Jennifer Best and Shobha Stack, two doctors at the University of Washington, are working to update that data. The current generation of physician mothers, they say, is advocating for themselves more effectively than previous generations, making it increasingly difficult for the medical community to ignore the fact that medicine’s most demanding training window often coincides with childbearing. But while there are plenty of success stories of women who have made it work, they acknowledge that stories like Chase’s are all too common.
“It’s a really personal time in people’s lives that butts up against their professional life and professional goals,” Best says. “As they’re training, women may be reluctant to express some of their needs out of concern that it could impact their evaluations or future career options.”
In a recent national survey of physician mothers, conducted by Nelya Melnitchouk, a surgeon at Brigham, and Jennifer S. Davids, a surgeon at UMass Memorial, found that roughly half of those with proceduralist jobs (e.g., Ob-Gyns, surgeons) expressed regret about their chosen track. Women are still underrepresented in a number of specialties, including surgery, which is a problem. Since there’s no reason men would have better skills in these fields, the lack of representation suggests that people who might have considered that field are being discouraged from going in.
Support groups and mentorship are critical, of course. So too is the promotion of earlier generations of women to leadership posts. Currently, only 15 percent of all department chairs at teaching hospitals are women.

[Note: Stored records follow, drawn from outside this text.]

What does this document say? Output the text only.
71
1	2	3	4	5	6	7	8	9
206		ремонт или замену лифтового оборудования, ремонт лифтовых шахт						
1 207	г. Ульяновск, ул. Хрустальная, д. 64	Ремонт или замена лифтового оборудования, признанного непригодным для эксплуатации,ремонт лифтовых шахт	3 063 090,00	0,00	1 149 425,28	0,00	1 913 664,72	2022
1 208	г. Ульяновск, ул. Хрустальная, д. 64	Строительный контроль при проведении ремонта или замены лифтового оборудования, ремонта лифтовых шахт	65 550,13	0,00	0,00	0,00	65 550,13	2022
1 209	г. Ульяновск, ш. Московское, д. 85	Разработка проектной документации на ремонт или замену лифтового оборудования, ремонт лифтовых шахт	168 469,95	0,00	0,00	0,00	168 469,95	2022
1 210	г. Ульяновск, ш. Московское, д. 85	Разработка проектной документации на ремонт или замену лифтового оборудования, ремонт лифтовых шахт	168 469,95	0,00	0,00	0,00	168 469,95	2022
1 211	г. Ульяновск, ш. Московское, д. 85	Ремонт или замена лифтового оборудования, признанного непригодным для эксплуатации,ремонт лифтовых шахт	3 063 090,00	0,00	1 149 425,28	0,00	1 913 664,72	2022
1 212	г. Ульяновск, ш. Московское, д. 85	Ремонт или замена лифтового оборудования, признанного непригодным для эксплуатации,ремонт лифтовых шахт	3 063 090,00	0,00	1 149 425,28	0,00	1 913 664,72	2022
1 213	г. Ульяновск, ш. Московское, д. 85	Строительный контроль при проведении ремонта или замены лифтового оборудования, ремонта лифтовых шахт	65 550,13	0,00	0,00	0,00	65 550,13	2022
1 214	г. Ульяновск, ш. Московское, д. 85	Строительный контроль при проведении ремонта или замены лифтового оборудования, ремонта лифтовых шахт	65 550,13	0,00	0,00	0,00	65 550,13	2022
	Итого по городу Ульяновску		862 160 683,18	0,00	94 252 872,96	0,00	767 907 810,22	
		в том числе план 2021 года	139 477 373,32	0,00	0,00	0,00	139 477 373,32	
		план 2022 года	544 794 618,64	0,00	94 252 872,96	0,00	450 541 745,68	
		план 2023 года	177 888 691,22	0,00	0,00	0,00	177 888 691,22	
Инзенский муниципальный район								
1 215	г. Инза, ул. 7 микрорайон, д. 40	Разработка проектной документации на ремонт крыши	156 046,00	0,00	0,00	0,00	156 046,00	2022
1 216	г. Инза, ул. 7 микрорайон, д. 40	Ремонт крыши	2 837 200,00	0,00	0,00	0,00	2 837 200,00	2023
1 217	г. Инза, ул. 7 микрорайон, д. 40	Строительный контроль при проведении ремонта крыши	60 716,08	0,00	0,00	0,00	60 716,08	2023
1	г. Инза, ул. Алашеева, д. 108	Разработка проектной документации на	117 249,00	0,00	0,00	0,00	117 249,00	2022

While there has been progress in recent years, women are still largely absent from the very leadership positions that have the power to think innovatively about transforming systems of education, training, and culture at academic hospitals.
In some of the programs where women have risen in the ranks, however, there are obvious benefits to physician mothers in training. Kacey Kronenfeld, a disaster medicine fellow at Indiana University, says she chose to “broadcast” her children during her residency interviews in order to find a “family-friendly program.”
Emergency medicine is still largely male, with only 36 percent female residents. Even though Kronenfeld started as the only resident in her 21-person class at IU with children (she had a toddler and a newborn at the time), the fact that her department chair is a woman helped her have a more positive experience, she says.
Her fellowship began just two weeks after the birth of her third child, and her program director worked with her to come up with a flexible schedule. She sometimes even brought her infant son (outfitted in his own “Indianapolis EMS” onesie) to the state fair when she was running medical care or to military bases when she was doing disaster training simulations. A firefighter once told her he’d never seen someone breastfeed in so many random places.
It takes that kind of commitment and perseverance. Breen, the veteran Brigham surgeon, says she’d probably do things a bit differently. “I would have had more confidence in setting boundaries with what I would give to the job,” she says. “Part of it was self-imposed boundaries instead of saying, ‘If you want me, this is how I come.’”
A new generation of physician mothers, it seems, is starting to say just that.
Chloe K. Fox is a freelance writer and editor based in Cambridge.